Key insights from the Consumer and Retail Dealtracker Q3 2025
Dealmaking surged sharply, with volumes reaching their second-highest level on record. The only quarter to surpass it was Q1 2025, which saw 140 deals valued at USD 4 billion. Transaction values in Q3 rose nearly fourfold compared to Q2 2025. When measured against Q3 2024, deal volumes increased by 6%, while values improved by 9%.
M&A volumes held steady compared to Q2 2025, while values surged significantly, signaling the return of larger transactions. Activity was led by consolidation in food processing, strategic plays in textiles & apparel, and select deals in retail tech and consumer durables. Domestic deals led both volumes and values, with a 79% and 64% share, respectively.
Private equity flows strengthened, with stable volumes while values doubling quarter-on-quarter. Investors backed textiles & apparel, e-commerce, and consumer services, highlighting confidence in categories linked to festive demand, brand premiumisation, and digital adoption.

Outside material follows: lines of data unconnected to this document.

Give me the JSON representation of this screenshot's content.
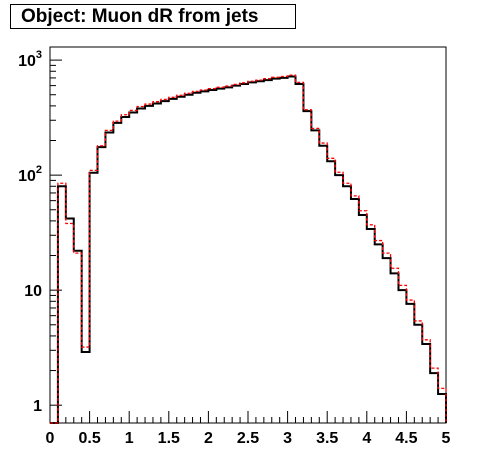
{
  "chart_data": {
    "type": "histogram",
    "title": "Object: Muon dR from jets",
    "xlabel": "",
    "ylabel": "",
    "xlim": [
      0,
      5
    ],
    "ylim": [
      0.7,
      1300
    ],
    "yscale": "log",
    "grid": false,
    "legend": "none",
    "x_tick_labels": [
      "0",
      "0.5",
      "1",
      "1.5",
      "2",
      "2.5",
      "3",
      "3.5",
      "4",
      "4.5",
      "5"
    ],
    "y_tick_labels": [
      {
        "base": "1",
        "exp": ""
      },
      {
        "base": "10",
        "exp": ""
      },
      {
        "base": "10",
        "exp": "2"
      },
      {
        "base": "10",
        "exp": "3"
      }
    ],
    "bin_edges": [
      0,
      0.1,
      0.2,
      0.3,
      0.4,
      0.5,
      0.6,
      0.7,
      0.8,
      0.9,
      1.0,
      1.1,
      1.2,
      1.3,
      1.4,
      1.5,
      1.6,
      1.7,
      1.8,
      1.9,
      2.0,
      2.1,
      2.2,
      2.3,
      2.4,
      2.5,
      2.6,
      2.7,
      2.8,
      2.9,
      3.0,
      3.1,
      3.2,
      3.3,
      3.4,
      3.5,
      3.6,
      3.7,
      3.8,
      3.9,
      4.0,
      4.1,
      4.2,
      4.3,
      4.4,
      4.5,
      4.6,
      4.7,
      4.8,
      4.9,
      5.0
    ],
    "series": [
      {
        "color": "#000000",
        "style": "solid",
        "values": [
          0.7,
          80,
          42,
          22,
          2.9,
          105,
          175,
          235,
          285,
          320,
          350,
          380,
          400,
          420,
          440,
          460,
          480,
          500,
          520,
          535,
          550,
          565,
          580,
          600,
          620,
          640,
          655,
          670,
          690,
          700,
          720,
          620,
          360,
          245,
          180,
          132,
          100,
          80,
          62,
          45,
          34,
          25,
          19,
          14,
          10,
          7.6,
          5.0,
          3.4,
          1.9,
          1.25
        ]
      },
      {
        "color": "#ff0000",
        "style": "dashed",
        "values": [
          0.7,
          85,
          38,
          21,
          3.2,
          110,
          180,
          245,
          295,
          335,
          365,
          395,
          415,
          435,
          455,
          475,
          495,
          515,
          535,
          550,
          565,
          580,
          595,
          615,
          635,
          655,
          670,
          690,
          710,
          720,
          740,
          640,
          370,
          255,
          190,
          140,
          106,
          85,
          66,
          49,
          37,
          27,
          21,
          15.5,
          11,
          8.2,
          5.4,
          3.7,
          2.1,
          1.4
        ]
      }
    ]
  }
}
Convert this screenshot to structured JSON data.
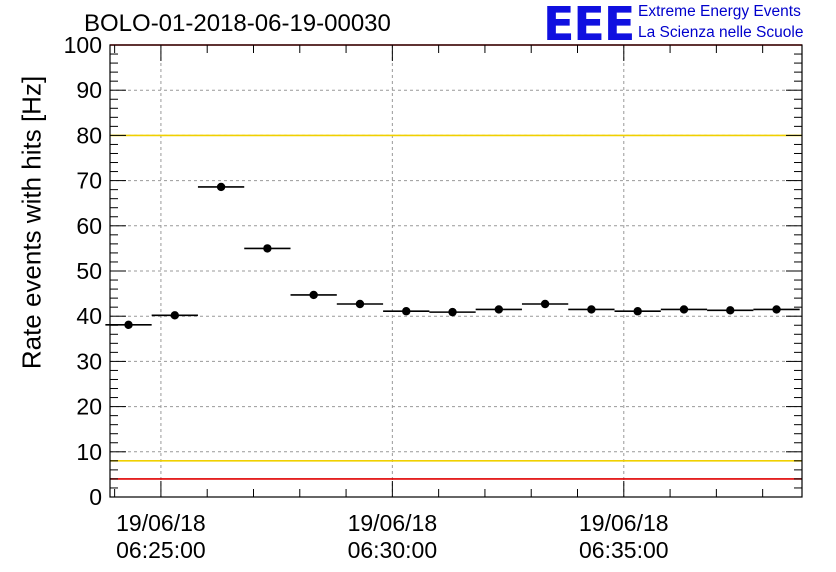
{
  "title": "BOLO-01-2018-06-19-00030",
  "logo": {
    "mark": "EEE",
    "line1": "Extreme Energy Events",
    "line2": "La Scienza nelle Scuole"
  },
  "chart_data": {
    "type": "scatter",
    "title": "BOLO-01-2018-06-19-00030",
    "xlabel": "",
    "ylabel": "Rate events with hits [Hz]",
    "ylim": [
      0,
      100
    ],
    "y_ticks": [
      0,
      10,
      20,
      30,
      40,
      50,
      60,
      70,
      80,
      90,
      100
    ],
    "x_unit": "minutes after 19/06/18 06:25:00",
    "xlim": [
      -1.1,
      13.85
    ],
    "x_ticks": [
      {
        "value": 0,
        "date": "19/06/18",
        "time": "06:25:00"
      },
      {
        "value": 5,
        "date": "19/06/18",
        "time": "06:30:00"
      },
      {
        "value": 10,
        "date": "19/06/18",
        "time": "06:35:00"
      }
    ],
    "grid": true,
    "reference_lines": [
      {
        "y": 80,
        "color": "#f0d000"
      },
      {
        "y": 8,
        "color": "#f0d000"
      },
      {
        "y": 100,
        "color": "#e00000"
      },
      {
        "y": 4,
        "color": "#e00000"
      }
    ],
    "series": [
      {
        "color": "#000000",
        "points": [
          {
            "x": -0.7,
            "y": 38.1,
            "xerr": 0.5,
            "yerr": 0.6
          },
          {
            "x": 0.3,
            "y": 40.2,
            "xerr": 0.5,
            "yerr": 0.6
          },
          {
            "x": 1.3,
            "y": 68.6,
            "xerr": 0.5,
            "yerr": 0.8
          },
          {
            "x": 2.3,
            "y": 55.0,
            "xerr": 0.5,
            "yerr": 0.7
          },
          {
            "x": 3.3,
            "y": 44.7,
            "xerr": 0.5,
            "yerr": 0.6
          },
          {
            "x": 4.3,
            "y": 42.7,
            "xerr": 0.5,
            "yerr": 0.6
          },
          {
            "x": 5.3,
            "y": 41.1,
            "xerr": 0.5,
            "yerr": 0.6
          },
          {
            "x": 6.3,
            "y": 40.9,
            "xerr": 0.5,
            "yerr": 0.6
          },
          {
            "x": 7.3,
            "y": 41.5,
            "xerr": 0.5,
            "yerr": 0.6
          },
          {
            "x": 8.3,
            "y": 42.7,
            "xerr": 0.5,
            "yerr": 0.6
          },
          {
            "x": 9.3,
            "y": 41.5,
            "xerr": 0.5,
            "yerr": 0.6
          },
          {
            "x": 10.3,
            "y": 41.1,
            "xerr": 0.5,
            "yerr": 0.6
          },
          {
            "x": 11.3,
            "y": 41.5,
            "xerr": 0.5,
            "yerr": 0.6
          },
          {
            "x": 12.3,
            "y": 41.3,
            "xerr": 0.5,
            "yerr": 0.6
          },
          {
            "x": 13.3,
            "y": 41.5,
            "xerr": 0.5,
            "yerr": 0.6
          }
        ]
      }
    ]
  }
}
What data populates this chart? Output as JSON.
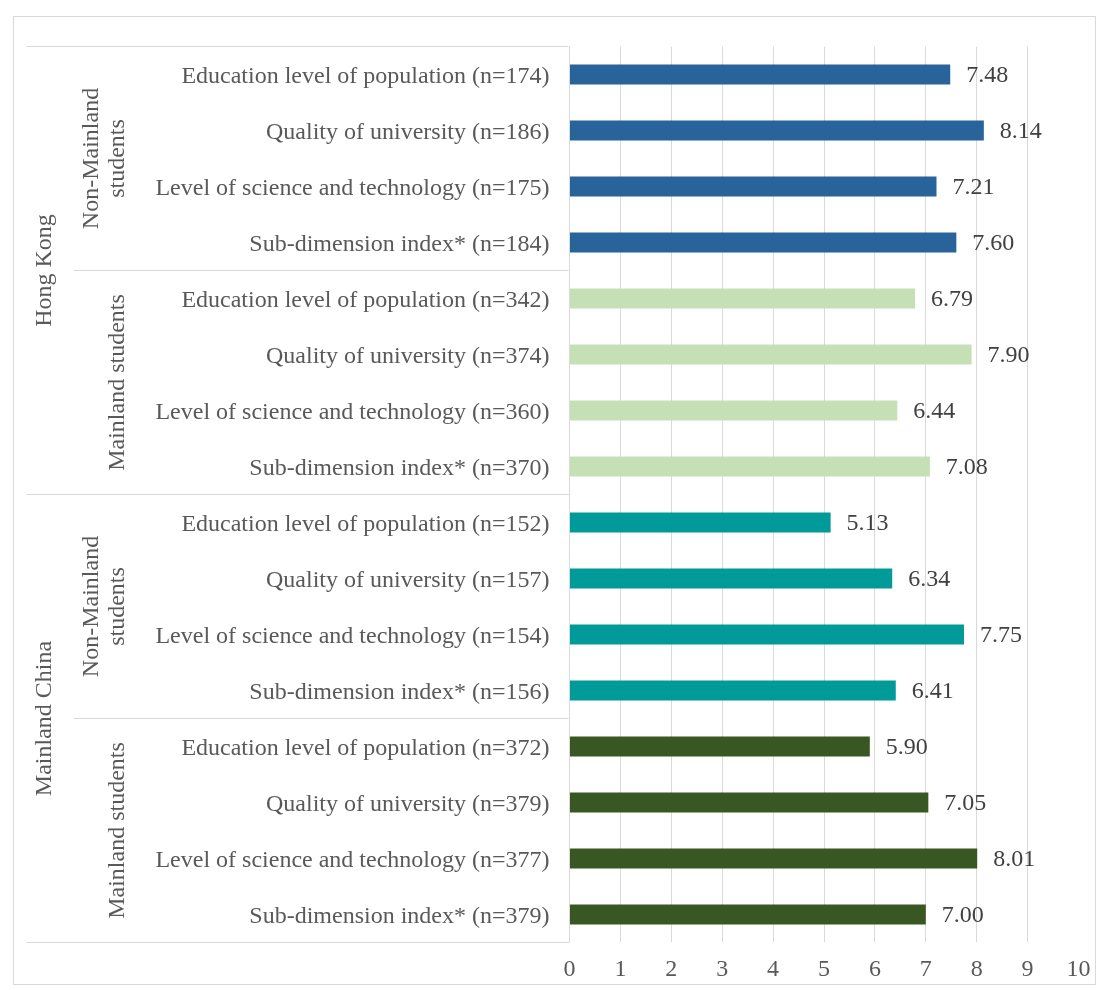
{
  "chart_data": {
    "type": "bar",
    "orientation": "horizontal",
    "categories": [
      "Education level of population (n=174)",
      "Quality of university (n=186)",
      "Level of science and technology (n=175)",
      "Sub-dimension index* (n=184)",
      "Education level of population (n=342)",
      "Quality of university (n=374)",
      "Level of science and technology (n=360)",
      "Sub-dimension index* (n=370)",
      "Education level of population (n=152)",
      "Quality of university (n=157)",
      "Level of science and technology (n=154)",
      "Sub-dimension index* (n=156)",
      "Education level of population (n=372)",
      "Quality of university (n=379)",
      "Level of science and technology (n=377)",
      "Sub-dimension index* (n=379)"
    ],
    "series": [
      {
        "color": "#28639a",
        "values": [
          7.48,
          8.14,
          7.21,
          7.6,
          null,
          null,
          null,
          null,
          null,
          null,
          null,
          null,
          null,
          null,
          null,
          null
        ],
        "value_labels": [
          "7.48",
          "8.14",
          "7.21",
          "7.60",
          null,
          null,
          null,
          null,
          null,
          null,
          null,
          null,
          null,
          null,
          null,
          null
        ]
      },
      {
        "color": "#c5e0b4",
        "values": [
          null,
          null,
          null,
          null,
          6.79,
          7.9,
          6.44,
          7.08,
          null,
          null,
          null,
          null,
          null,
          null,
          null,
          null
        ],
        "value_labels": [
          null,
          null,
          null,
          null,
          "6.79",
          "7.90",
          "6.44",
          "7.08",
          null,
          null,
          null,
          null,
          null,
          null,
          null,
          null
        ]
      },
      {
        "color": "#009a98",
        "values": [
          null,
          null,
          null,
          null,
          null,
          null,
          null,
          null,
          5.13,
          6.34,
          7.75,
          6.41,
          null,
          null,
          null,
          null
        ],
        "value_labels": [
          null,
          null,
          null,
          null,
          null,
          null,
          null,
          null,
          "5.13",
          "6.34",
          "7.75",
          "6.41",
          null,
          null,
          null,
          null
        ]
      },
      {
        "color": "#385723",
        "values": [
          null,
          null,
          null,
          null,
          null,
          null,
          null,
          null,
          null,
          null,
          null,
          null,
          5.9,
          7.05,
          8.01,
          7.0
        ],
        "value_labels": [
          null,
          null,
          null,
          null,
          null,
          null,
          null,
          null,
          null,
          null,
          null,
          null,
          "5.90",
          "7.05",
          "8.01",
          "7.00"
        ]
      }
    ],
    "annotations": [
      "Non-Mainland students",
      "Mainland students",
      "Non-Mainland students",
      "Mainland students",
      "Hong Kong",
      "Mainland China"
    ],
    "xlim": [
      0,
      10
    ],
    "xticks": [
      0,
      1,
      2,
      3,
      4,
      5,
      6,
      7,
      8,
      9,
      10
    ],
    "grid": "x"
  }
}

Public market fundraising in the sector reflected broader market optimism, with volumes spiralling 5.5x times with 6 IPOs and 5 QIP issues and values witnessing a jump from USD 36 million in Q2 2025 to USD 1.1 billion in Q23 2025. Fundraising reflected improved equity sentiment, with issuers leveraging favourable market conditions to expand capital bases ahead of the festive cycle.